Nationalsozialismus: Großer Bogen um den Holocaust

Warum wurde Raul Hilbergs monumentales Werk "The Destruction of the European Jews" in Deutschland nicht gedruckt? Zur Kontroverse um das Münchner Institut für Zeitgeschichte.

Die Kontroverse um das Münchner Institut für Zeitgeschichte (IfZ) wirkt fort. In der vergangenen Woche hatte der Historiker und Journalist Götz Aly Dokumente aus dem Archiv des IfZ vorgestellt, die belegen, dass das Institut eine deutsche Übersetzung von Raul Hilbergs monumentalem, in der Originalausgabe gut 800, zweispaltig gesetzte Seiten umfassenden Buch von 1961, „The Destruction of the European Jews“, gleich zwei Mal, in den Jahren 1964 und 1980, negativ beurteilt und damit wohl zu der ablehnende Entscheidung der anfragenden Verlage, Droemer Knaur respektive C.H. Beck, zumindest beeinflusst, wenn nicht hervorgerufen hat.
1982 dann kam „Die Vernichtung der europäischen Juden“ in dem linksgerichteten Berliner Kleinverlag Olle und Wolter heraus, ehe sich der große S. Fischer Verlag acht Jahre später (!) zu einer Taschenbuchausgabe der von Hilberg beständig auf den neuesten Stand gebrachten Arbeit verstand, deren Verkaufspreis im Übrigen nur durch die Spende eines Privatiers auf einen publikumsfreundlichen Betrag gesenkt werden konnte.
Aly machte die von ihm und René Schlott gefundenen Dokumente auf der von letzterem namens des Potsdamer Zentrums für Zeithistorische Forschung veranstalteten Tagung öffentlich. Die Tagung in den Räumen der Friedrich-Ebert-Stiftung aus Anlass des 10. Todestages Hilbergs (1926–2007) vereinte die akademische Prominenz der Holocaust-Forschung; es ging, dem Anlass gemäß, um die singuläre Leistung Hilbergs, der sein Werk im erstaunlich jugendlichen Alter von 29 Jahren, zudem unterbrochen vom Militärdienst als Soldat der US-Armee bei der Befreiung NS-Deutschlands, als Dissertation eingereicht hatte, aber auch in den USA erst sechs Jahre später als Buch veröffentlichen konnte.
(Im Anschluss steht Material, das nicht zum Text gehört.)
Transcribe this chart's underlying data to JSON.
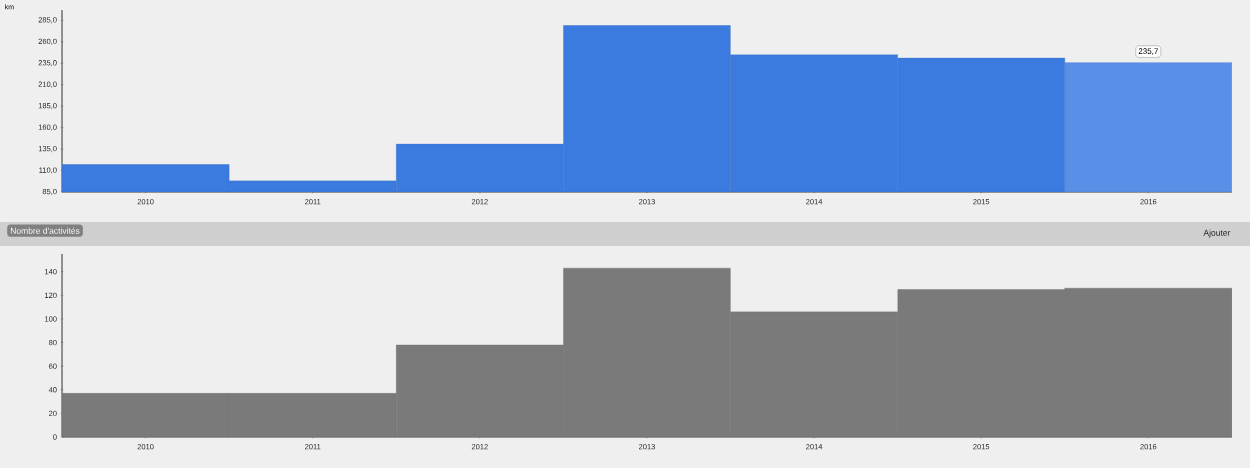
{
  "chart_data": [
    {
      "type": "bar",
      "ylabel": "km",
      "categories": [
        "2010",
        "2011",
        "2012",
        "2013",
        "2014",
        "2015",
        "2016"
      ],
      "values": [
        117,
        98,
        141,
        279,
        245,
        241,
        235.7
      ],
      "colors": [
        "#3b7be0",
        "#3b7be0",
        "#3b7be0",
        "#3b7be0",
        "#3b7be0",
        "#3b7be0",
        "#5a8fe8"
      ],
      "ylim": [
        85,
        297
      ],
      "yticks": [
        {
          "value": 85,
          "label": "85,0"
        },
        {
          "value": 110,
          "label": "110,0"
        },
        {
          "value": 135,
          "label": "135,0"
        },
        {
          "value": 160,
          "label": "160,0"
        },
        {
          "value": 185,
          "label": "185,0"
        },
        {
          "value": 210,
          "label": "210,0"
        },
        {
          "value": 235,
          "label": "235,0"
        },
        {
          "value": 260,
          "label": "260,0"
        },
        {
          "value": 285,
          "label": "285,0"
        }
      ],
      "annotations": [
        {
          "text": "235,7",
          "x": "2016",
          "y": 235.7
        }
      ]
    },
    {
      "type": "bar",
      "title": "Nombre d'activités",
      "categories": [
        "2010",
        "2011",
        "2012",
        "2013",
        "2014",
        "2015",
        "2016"
      ],
      "values": [
        37,
        37,
        78,
        143,
        106,
        125,
        126
      ],
      "colors": [
        "#7a7a7a",
        "#7a7a7a",
        "#7a7a7a",
        "#7a7a7a",
        "#7a7a7a",
        "#7a7a7a",
        "#7a7a7a"
      ],
      "ylim": [
        0,
        155
      ],
      "yticks": [
        0,
        20,
        40,
        60,
        80,
        100,
        120,
        140
      ],
      "annotations": [
        "Ajouter"
      ]
    }
  ]
}
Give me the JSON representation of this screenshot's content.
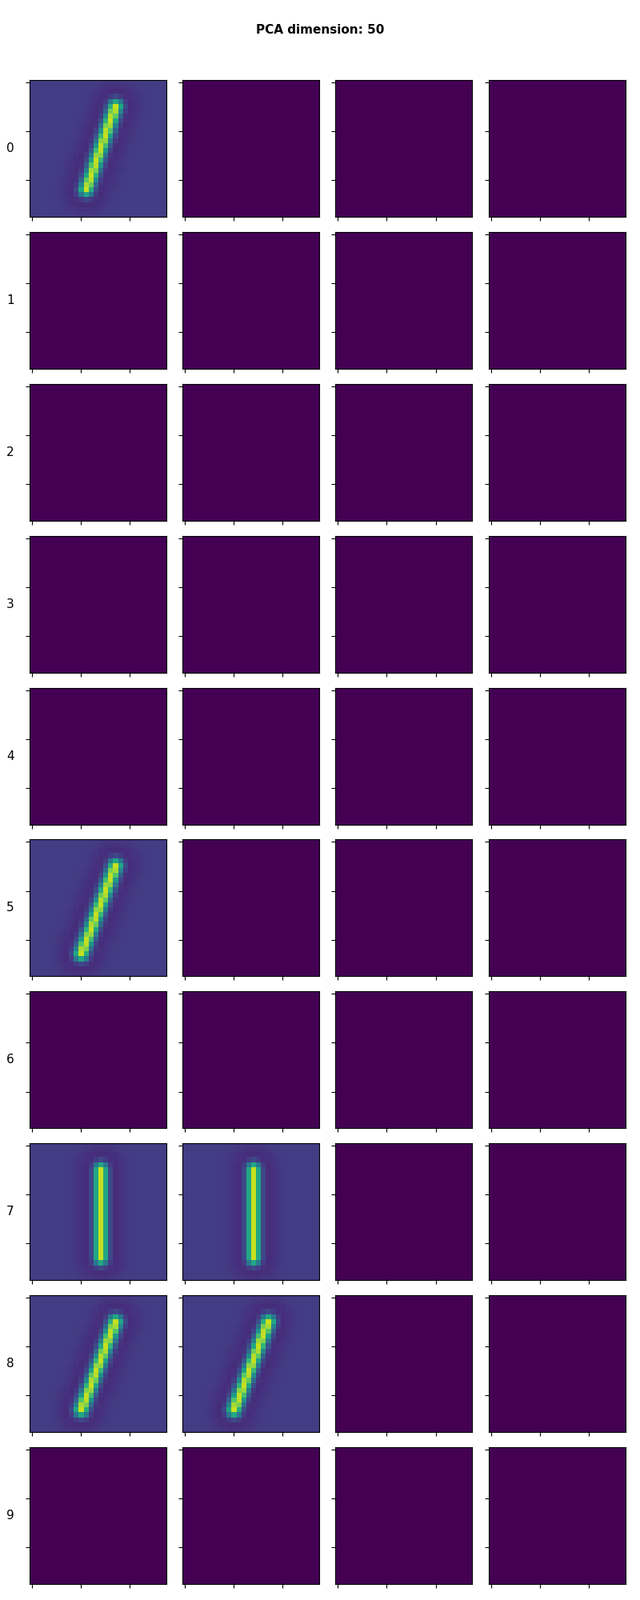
{
  "chart_data": {
    "type": "image_grid",
    "title": "PCA dimension: 50",
    "row_labels": [
      "0",
      "1",
      "2",
      "3",
      "4",
      "5",
      "6",
      "7",
      "8",
      "9"
    ],
    "xlim": [
      -0.5,
      27.5
    ],
    "ylim": [
      27.5,
      -0.5
    ],
    "xticks": [
      0,
      10,
      20
    ],
    "yticks": [
      0,
      10,
      20
    ],
    "tick_labels": false,
    "images": [
      [
        {
          "stroke": [
            [
              17,
              5
            ],
            [
              11,
              22
            ]
          ]
        },
        null,
        null,
        null
      ],
      [
        null,
        null,
        null,
        null
      ],
      [
        null,
        null,
        null,
        null
      ],
      [
        null,
        null,
        null,
        null
      ],
      [
        null,
        null,
        null,
        null
      ],
      [
        {
          "stroke": [
            [
              17,
              5
            ],
            [
              10,
              23
            ]
          ]
        },
        null,
        null,
        null
      ],
      [
        null,
        null,
        null,
        null
      ],
      [
        {
          "stroke": [
            [
              14,
              5
            ],
            [
              14,
              23
            ]
          ]
        },
        {
          "stroke": [
            [
              14,
              5
            ],
            [
              14,
              23
            ]
          ]
        },
        null,
        null
      ],
      [
        {
          "stroke": [
            [
              17,
              5
            ],
            [
              10,
              23
            ]
          ]
        },
        {
          "stroke": [
            [
              17,
              5
            ],
            [
              10,
              23
            ]
          ]
        },
        null,
        null
      ],
      [
        null,
        null,
        null,
        null
      ]
    ]
  }
}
Zahlreiche Behörden hatten sich am Holocaust beteiligt - davon bekam Bundesdeutschland eine Ahnung

Die ablehnende, aus heutiger Sicht nur mehr grotesk zu nennende Haltung des IfZ-Gutachtens wird Gegenstand interner Aufarbeitung sein, wie der stellvertretende Institutsdirektor Magnus Brechtken, als NS-Historiker ausgewiesen, in seiner Replik auf Aly zusicherte. Das kann an dieser Stelle auf sich beruhen; viel mehr interessiert jedoch, in welchem Umfeld, welchem „Zeitgeist“ die jeweiligen Ablehnungen eines heute als ein Standardwerk zur Holocaust-Forschung angesehenen Werkes, eben der Lebensleistung Hilbergs, zustande kamen.
1964 lag das Ende des „Dritten Reichs“ erst knapp zwanzig Jahre zurück; sogar die strafrechtliche Verfolgung des millionenfachen Mordes an Juden und anderen Opfern des NS-Regimes stand noch unter dem Vorbehalt einer 20-jährigen Verjährungsfrist, die erst im folgenden Jahr am Ende einer denkwürdigen Bundestagsdebatte aufgehoben werden sollte. Und eben erst, im Dezember 1963, hatte der (erste) Frankfurter Auschwitz-Prozess begonnen, vorangetrieben durch den unermüdlichen Generalstaatsanwalt Fritz Bauer, der als Jude in der Nachkriegs-Bundesrepublik einen ebenso einsamen Kampf gegen die Verdrängung führte wie Hilberg an seinem Schreibtisch im heimischen Wohnzimmer. Im Auschwitz-Prozess wurde erstmals aktenkundig, wie die Mordmaschinerie gewütet hatte; Bundesdeutschland bekam eine Ahnung davon, dass der Judenmord kein fernes, heimliches Verbrechen war, sondern mit Hilfe zahlloser Behörden und Beamten des Reiches geschehen war.
Genau das ist der rote Faden, der Hilbergs von moralischen Urteilen freies, quellenbasiertes, streng wissenschaftliches Werk durchzieht: dass der Holocaust das Ergebnis des arbeitsteiligen Zusammenwirkens aller Einrichtungen Nazi-Deutschlands war und in seinem monströsen Ausmaß bezeugt, wozu ein zentralisierter und bürokratisierter Nationalstaat fähig ist. Der Holocaust als Verwaltungshandeln – das ist eine These, die dem damaligen Bundesdeutschland nicht gefallen wollte, wo man sich mit der Vorstellung vom allein entscheidenden, dämonischen „Führer“ Hitler herausredete.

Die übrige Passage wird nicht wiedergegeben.